Whoknows, my parents used to do that, when it was 'village 789'. When phone numbers got standardised, it became [nearby small town] 456 789; they just used the number - think they have finally pretty much given up and accepted that 'hello' is more usual.

What drives me crazy is people who ring up and don't tell you who they are until you ask (when you have no clue who they are - cold calls, work related people you have never spoken to before etc). I think this is a middle eastern thing, only usually hear people complaining about it here - or has it penetrated the UK yet?

chinup2011 Sat 02-Feb-13 08:57:30

Small Print BT offers a service where your same home phone line gives a different ringtone for business callers. That way you know if you need to answer with a ' hello' or a different greeting. It is called Call sign.

TheFowlAndThePussycat Sat 02-Feb-13 08:52:07

The father of someone I went out with years ago used to answer the phone with 'village 123' where 'village' was the name of the telephone exchange, not the village where he lived and '123' were the last 3 digits of his number. Totally incomprehensible.

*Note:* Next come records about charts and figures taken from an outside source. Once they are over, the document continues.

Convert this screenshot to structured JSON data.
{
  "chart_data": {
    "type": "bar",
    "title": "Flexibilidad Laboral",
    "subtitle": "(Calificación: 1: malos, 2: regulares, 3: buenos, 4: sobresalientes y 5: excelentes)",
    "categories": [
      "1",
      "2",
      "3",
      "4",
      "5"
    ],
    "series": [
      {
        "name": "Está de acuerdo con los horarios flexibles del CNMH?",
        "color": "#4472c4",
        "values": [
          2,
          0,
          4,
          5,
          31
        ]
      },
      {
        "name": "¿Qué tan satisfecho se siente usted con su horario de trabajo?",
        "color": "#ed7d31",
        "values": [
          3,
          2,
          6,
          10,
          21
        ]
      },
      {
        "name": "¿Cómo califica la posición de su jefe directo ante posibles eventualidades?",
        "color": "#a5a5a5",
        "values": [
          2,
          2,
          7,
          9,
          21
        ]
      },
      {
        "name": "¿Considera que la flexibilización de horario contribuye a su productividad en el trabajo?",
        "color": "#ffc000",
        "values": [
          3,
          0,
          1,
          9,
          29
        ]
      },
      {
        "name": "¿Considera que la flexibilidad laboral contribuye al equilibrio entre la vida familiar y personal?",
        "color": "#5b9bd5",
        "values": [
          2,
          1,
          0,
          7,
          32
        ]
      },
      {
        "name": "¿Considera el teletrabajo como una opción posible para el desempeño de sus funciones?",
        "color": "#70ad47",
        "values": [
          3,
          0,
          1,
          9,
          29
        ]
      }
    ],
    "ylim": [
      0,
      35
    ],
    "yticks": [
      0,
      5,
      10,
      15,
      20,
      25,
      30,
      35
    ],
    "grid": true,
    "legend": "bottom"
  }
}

FruOla Sat 02-Feb-13 08:46:56

When I worked for an estate agents, it was a small office and all phones rang - there wasn't any hierarchy about who answered the call, just the first person to pick up and we didn't have any rules about what we said, just as long as we used the company name. Us oldies tended to answer with CompanyName and usually a good morning/afternoon - I noticed that the younger members of staff also added "TheirName speaking".

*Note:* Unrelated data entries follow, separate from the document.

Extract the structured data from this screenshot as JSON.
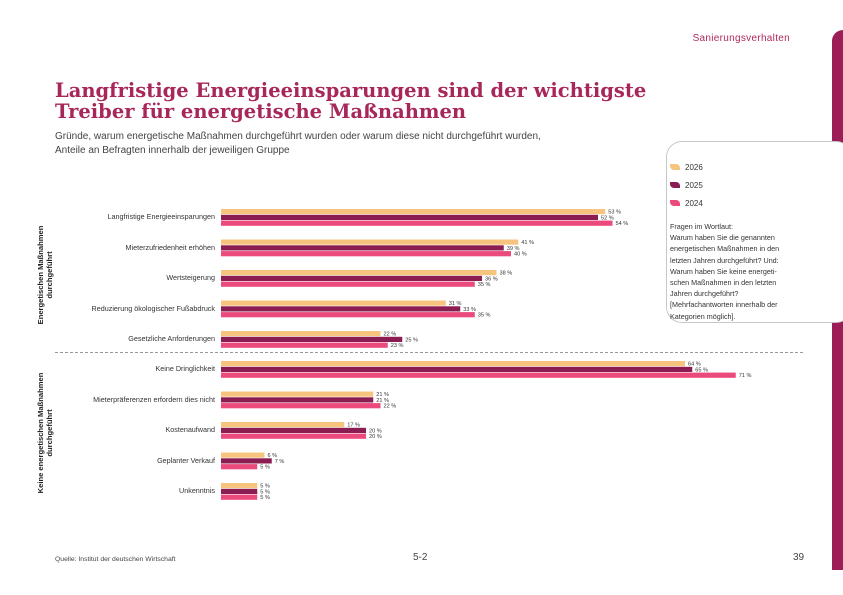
{
  "header": {
    "section": "Sanierungsverhalten"
  },
  "title_line1": "Langfristige Energieeinsparungen sind der wichtigste",
  "title_line2": "Treiber für energetische Maßnahmen",
  "subtitle_line1": "Gründe, warum energetische Maßnahmen durchgeführt wurden oder warum diese nicht durchgeführt wurden,",
  "subtitle_line2": "Anteile an Befragten innerhalb der jeweiligen Gruppe",
  "legend": [
    {
      "label": "2026",
      "color": "#f7c480"
    },
    {
      "label": "2025",
      "color": "#8c1d52"
    },
    {
      "label": "2024",
      "color": "#ea4a7c"
    }
  ],
  "note_lines": [
    "Fragen im Wortlaut:",
    "Warum haben Sie die genannten",
    "energetischen Maßnahmen in den",
    "letzten Jahren durchgeführt? Und:",
    "Warum haben Sie keine energeti-",
    "schen Maßnahmen in den letzten",
    "Jahren durchgeführt?",
    "[Mehrfachantworten innerhalb der",
    "Kategorien möglich]."
  ],
  "group_labels": {
    "group1_line1": "Energetischen Maßnahmen",
    "group1_line2": "durchgeführt",
    "group2_line1": "Keine energetischen Maßnahmen",
    "group2_line2": "durchgeführt"
  },
  "chart_data": {
    "type": "bar",
    "orientation": "horizontal",
    "unit": "%",
    "xlim": [
      0,
      71
    ],
    "series_names": [
      "2026",
      "2025",
      "2024"
    ],
    "groups": [
      {
        "name": "Energetischen Maßnahmen durchgeführt",
        "categories": [
          {
            "label": "Langfristige Energieeinsparungen",
            "values": [
              53,
              52,
              54
            ]
          },
          {
            "label": "Mieterzufriedenheit erhöhen",
            "values": [
              41,
              39,
              40
            ]
          },
          {
            "label": "Wertsteigerung",
            "values": [
              38,
              36,
              35
            ]
          },
          {
            "label": "Reduzierung ökologischer Fußabdruck",
            "values": [
              31,
              33,
              35
            ]
          },
          {
            "label": "Gesetzliche Anforderungen",
            "values": [
              22,
              25,
              23
            ]
          }
        ]
      },
      {
        "name": "Keine energetischen Maßnahmen durchgeführt",
        "categories": [
          {
            "label": "Keine Dringlichkeit",
            "values": [
              64,
              65,
              71
            ]
          },
          {
            "label": "Mieterpräferenzen erfordern dies nicht",
            "values": [
              21,
              21,
              22
            ]
          },
          {
            "label": "Kostenaufwand",
            "values": [
              17,
              20,
              20
            ]
          },
          {
            "label": "Geplanter Verkauf",
            "values": [
              6,
              7,
              5
            ]
          },
          {
            "label": "Unkenntnis",
            "values": [
              5,
              5,
              5
            ]
          }
        ]
      }
    ]
  },
  "footer": {
    "source": "Quelle: Institut der deutschen Wirtschaft",
    "chapter": "5-2",
    "page": "39"
  }
}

The funniest times where when the caller had intended to call another EA - despite the fact they'd heard us or probably not listened say our company name, they'd start talking about about a property being marketed by the other agent - they'd then get very indignant when we told them they'd phoned the wrong agent, despite the fact we had announced our own company name when we answered confused.